There's a looot of ranting you can see I am very passionate about keeping my pooch safe toward others. Especially since he is a Husky and here many people are scared of them. I don't want a scenario where a stranger that passes us on our walk tenses up because they're scared of huskies, and Bobbi senses it and jumps at them with mouthing. He doesn't do it, but this can shape itself into anything.

As for situations, he does it when he wants attention or when he gets excited. For example when I get back home, we welcome each other and he jumps and gives me kisses and is very happy and gentle with me, but as soon as he comes up to any of them, he grabs their arm.


Honored Member
I have a situation that is a little similar to yours when it comes for family. My dog Piper had a major jumping problem. I would tell everyone what to do, it's what I did to get her to not jump on me. The would try once or twice than give up. Or they would shout down, off, sit... umm hello no one ever taught her down or off. Anyway what I did was took them out of the equation they, were not going to help train her. Every time someone came over I had her get a toy or if she was about to jump, redirecting her. Maybe you could do the same. Whenever she starts moving someone pick up a toy and throw it for her or redirect her to a game of tug. Hope I was a little help if not someone else may have some ideas.


Honored Member
LOL at your description of what happens:
Once he starts mouthing, it's yelling, ouches, chains of random commands, and then they grab him by the cheeks, look him straight in the eye and go, all playfully, in a motherly-type voice: "don't do it again, or else i'll bite you back, don't do it again, okay? okay? good dog, don't do it again, OUCH BOBBI SIT, STAY. stay, don't do it again, *dog is still mouthing* good boy!"
I can so see that happening and have seen that happen with dogs... the happening isn't funny but the way your words capture it so perfectly is :LOL:.

I think Danielle's suggestion of redirecting Bobbi onto a toy or a game of tug is really excellent. Gus was quite mouthy and what worked was getting him to pick up and hold a toy when he was excited, because he likes to chase toys and play tug this became an invitation for a game so it was very self rewarding for him (and for the people he approached). Part of the problem you have currently is that neither Bobbi nor your family are being given a rewarding alternative so all the incentive is for him to go on mouthing.

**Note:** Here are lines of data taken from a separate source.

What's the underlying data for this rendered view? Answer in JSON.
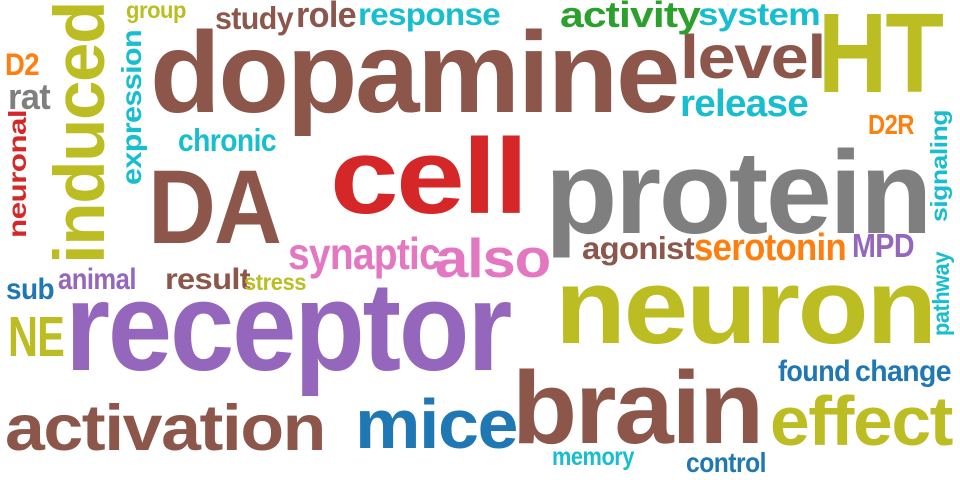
{
  "cloud": {
    "background": "#ffffff",
    "palette": {
      "brown": "#8c564b",
      "red": "#d62728",
      "gray": "#7f7f7f",
      "olive": "#bcbd22",
      "purple": "#9467bd",
      "blue": "#1f77b4",
      "cyan": "#17becf",
      "green": "#2ca02c",
      "orange": "#ff7f0e",
      "pink": "#e377c2"
    },
    "words": [
      {
        "text": "dopamine",
        "color": "brown"
      },
      {
        "text": "receptor",
        "color": "purple"
      },
      {
        "text": "neuron",
        "color": "olive"
      },
      {
        "text": "protein",
        "color": "gray"
      },
      {
        "text": "cell",
        "color": "red"
      },
      {
        "text": "DA",
        "color": "brown"
      },
      {
        "text": "brain",
        "color": "brown"
      },
      {
        "text": "HT",
        "color": "olive"
      },
      {
        "text": "activation",
        "color": "brown"
      },
      {
        "text": "induced",
        "color": "olive"
      },
      {
        "text": "mice",
        "color": "blue"
      },
      {
        "text": "effect",
        "color": "olive"
      },
      {
        "text": "level",
        "color": "brown"
      },
      {
        "text": "also",
        "color": "pink"
      },
      {
        "text": "synaptic",
        "color": "pink"
      },
      {
        "text": "NE",
        "color": "olive"
      },
      {
        "text": "release",
        "color": "cyan"
      },
      {
        "text": "response",
        "color": "cyan"
      },
      {
        "text": "activity",
        "color": "green"
      },
      {
        "text": "system",
        "color": "cyan"
      },
      {
        "text": "role",
        "color": "brown"
      },
      {
        "text": "study",
        "color": "brown"
      },
      {
        "text": "agonist",
        "color": "brown"
      },
      {
        "text": "serotonin",
        "color": "orange"
      },
      {
        "text": "MPD",
        "color": "purple"
      },
      {
        "text": "change",
        "color": "blue"
      },
      {
        "text": "found",
        "color": "blue"
      },
      {
        "text": "result",
        "color": "brown"
      },
      {
        "text": "chronic",
        "color": "cyan"
      },
      {
        "text": "expression",
        "color": "cyan"
      },
      {
        "text": "neuronal",
        "color": "red"
      },
      {
        "text": "signaling",
        "color": "cyan"
      },
      {
        "text": "pathway",
        "color": "cyan"
      },
      {
        "text": "rat",
        "color": "gray"
      },
      {
        "text": "D2",
        "color": "orange"
      },
      {
        "text": "D2R",
        "color": "orange"
      },
      {
        "text": "animal",
        "color": "purple"
      },
      {
        "text": "sub",
        "color": "blue"
      },
      {
        "text": "stress",
        "color": "olive"
      },
      {
        "text": "group",
        "color": "olive"
      },
      {
        "text": "memory",
        "color": "cyan"
      },
      {
        "text": "control",
        "color": "blue"
      }
    ]
  }
}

Apart from trying the redirecting you can also work with him on leash with your friends - with him excited, and you in control, if he mouths them you walk away, if he turns to you to grab his toy instead you can stay and play. Work with people you meet in the street, with him calm you can reward him for closed mouth greetings. If you have a local pet shop and they allow dogs explain what you are doing and work with them too. If you can get him to generalise good behaviour to everyone who is not family you probably won't have a problem in the wider context. Dogs can apply different standards to different contexts (and different people).

Also work on impulse control. Chances are Bobbi knows he shouldn't mouth your family but he can't/doesn't control the impulse. Strengthen his basic impulse control in other contexts and you should find this impacting on his mouthing too.

It is often lonely and almost always difficult working within a family which does not share your views of dog training and I think a lot of us are in that situation one way or another. Sometimes you have to pick your battles to win the war, even if you win the argument you can still lose because arguing never changed anyone's mind that I know of and it risks destroying the human relationships we have with our families.